Woman dies after alligator attack at Little Big Econ State Forest
A 31-year-old woman died after an alligator bit her near the Barr Street Trailhead in Geneva, turning a popular Seminole County waterway into a fresh safety warning.
A 31-year-old woman died after an alligator bit her while she was swimming near the Barr Street Trailhead in Little Big Econ State Forest in Geneva, putting one of Seminole County’s most-used outdoor corridors under immediate scrutiny. Florida Fish and Wildlife Conservation Commission officials said the attack happened around 1:30 p.m. Sunday, June 29, and the woman was taken to an area hospital as a trauma patient before she died. The Seminole County Fire Department, the Seminole County Sheriff’s Office and the Florida Forest Service also responded.
The attack happened in the Little Big Econlockhatchee Wildlife Management Area, a southeastern Seminole County landscape that covers more than 7,000 acres and includes seven miles of the Little Big Econ River. The area draws hikers, horseback riders, mountain bikers and paddlers, which makes the death especially consequential for residents who use the same water and trail systems for recreation, exercise and family outings.
FWC said a nuisance alligator trapper was called to the scene, part of the agency’s standard response when an alligator is believed to pose a threat to people, pets or property. Under the Statewide Nuisance Alligator Program, the agency says people concerned about an alligator should call 866-FWC-GATOR, or 866-392-4286. FWC says a nuisance alligator is generally at least 4 feet long and considered a danger when it poses a threat.

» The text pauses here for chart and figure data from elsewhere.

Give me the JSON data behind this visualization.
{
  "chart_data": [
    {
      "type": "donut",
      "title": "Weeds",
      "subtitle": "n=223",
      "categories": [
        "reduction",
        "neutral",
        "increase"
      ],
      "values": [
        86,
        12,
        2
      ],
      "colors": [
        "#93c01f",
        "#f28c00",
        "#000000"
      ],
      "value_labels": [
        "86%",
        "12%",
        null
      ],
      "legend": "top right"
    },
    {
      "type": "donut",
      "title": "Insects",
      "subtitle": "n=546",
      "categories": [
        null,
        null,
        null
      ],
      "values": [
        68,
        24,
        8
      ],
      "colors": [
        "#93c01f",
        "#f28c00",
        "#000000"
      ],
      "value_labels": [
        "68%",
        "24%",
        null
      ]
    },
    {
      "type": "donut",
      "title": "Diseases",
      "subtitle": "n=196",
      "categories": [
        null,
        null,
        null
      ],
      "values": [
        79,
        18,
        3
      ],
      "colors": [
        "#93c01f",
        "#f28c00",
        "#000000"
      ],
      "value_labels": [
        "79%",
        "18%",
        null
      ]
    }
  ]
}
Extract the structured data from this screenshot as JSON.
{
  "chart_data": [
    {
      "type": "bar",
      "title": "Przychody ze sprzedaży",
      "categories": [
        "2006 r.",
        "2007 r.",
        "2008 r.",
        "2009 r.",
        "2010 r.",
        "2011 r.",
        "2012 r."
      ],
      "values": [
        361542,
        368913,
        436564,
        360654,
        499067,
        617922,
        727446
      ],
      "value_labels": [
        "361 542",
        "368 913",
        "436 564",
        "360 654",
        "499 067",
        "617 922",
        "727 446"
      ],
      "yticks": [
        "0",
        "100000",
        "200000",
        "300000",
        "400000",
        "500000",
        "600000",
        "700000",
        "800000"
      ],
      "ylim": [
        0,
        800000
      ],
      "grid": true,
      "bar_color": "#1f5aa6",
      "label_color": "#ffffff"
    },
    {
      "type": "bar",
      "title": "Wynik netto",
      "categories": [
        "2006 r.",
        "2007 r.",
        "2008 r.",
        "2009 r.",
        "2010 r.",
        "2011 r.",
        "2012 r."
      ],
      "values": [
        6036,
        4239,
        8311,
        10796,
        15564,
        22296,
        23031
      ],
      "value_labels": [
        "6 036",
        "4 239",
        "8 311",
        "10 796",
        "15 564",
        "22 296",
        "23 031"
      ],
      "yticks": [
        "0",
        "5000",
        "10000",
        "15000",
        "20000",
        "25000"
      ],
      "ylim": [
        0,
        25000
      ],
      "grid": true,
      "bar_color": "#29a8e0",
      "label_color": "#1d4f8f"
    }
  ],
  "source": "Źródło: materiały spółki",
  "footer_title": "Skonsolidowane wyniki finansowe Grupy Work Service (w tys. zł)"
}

The agency’s public guidance is built around the same point: alligators live in all 67 Florida counties and are found in practically all fresh and brackish water bodies. FWC says serious injuries caused by alligators are rare in Florida, but over the last 10 years the state has averaged eight unprovoked bites a year serious enough to require professional medical treatment. The commission also says its research database has compiled more than 600 alligator incidents from 1948 through 2014, and Florida’s healthy population is estimated at about 1.3 million alligators.
For families, pet owners, anglers and walkers in Seminole County, the practical reading is plain. The Econlockhatchee River and similar waterways are not just scenic backdrops; they are habitat. FWC’s warning to avoid swimming in dark or unfamiliar water now carries added weight for anyone heading into the woods, the river corridor or the shoreline edges of the Little Big Econ.

The death also lands during a burst of recent Central Florida incidents. Local reporting described it as the third alligator attack in Central Florida in the past week, and said it may have been the second fatal alligator bite in the region in the past 10 years, based on FWC documents.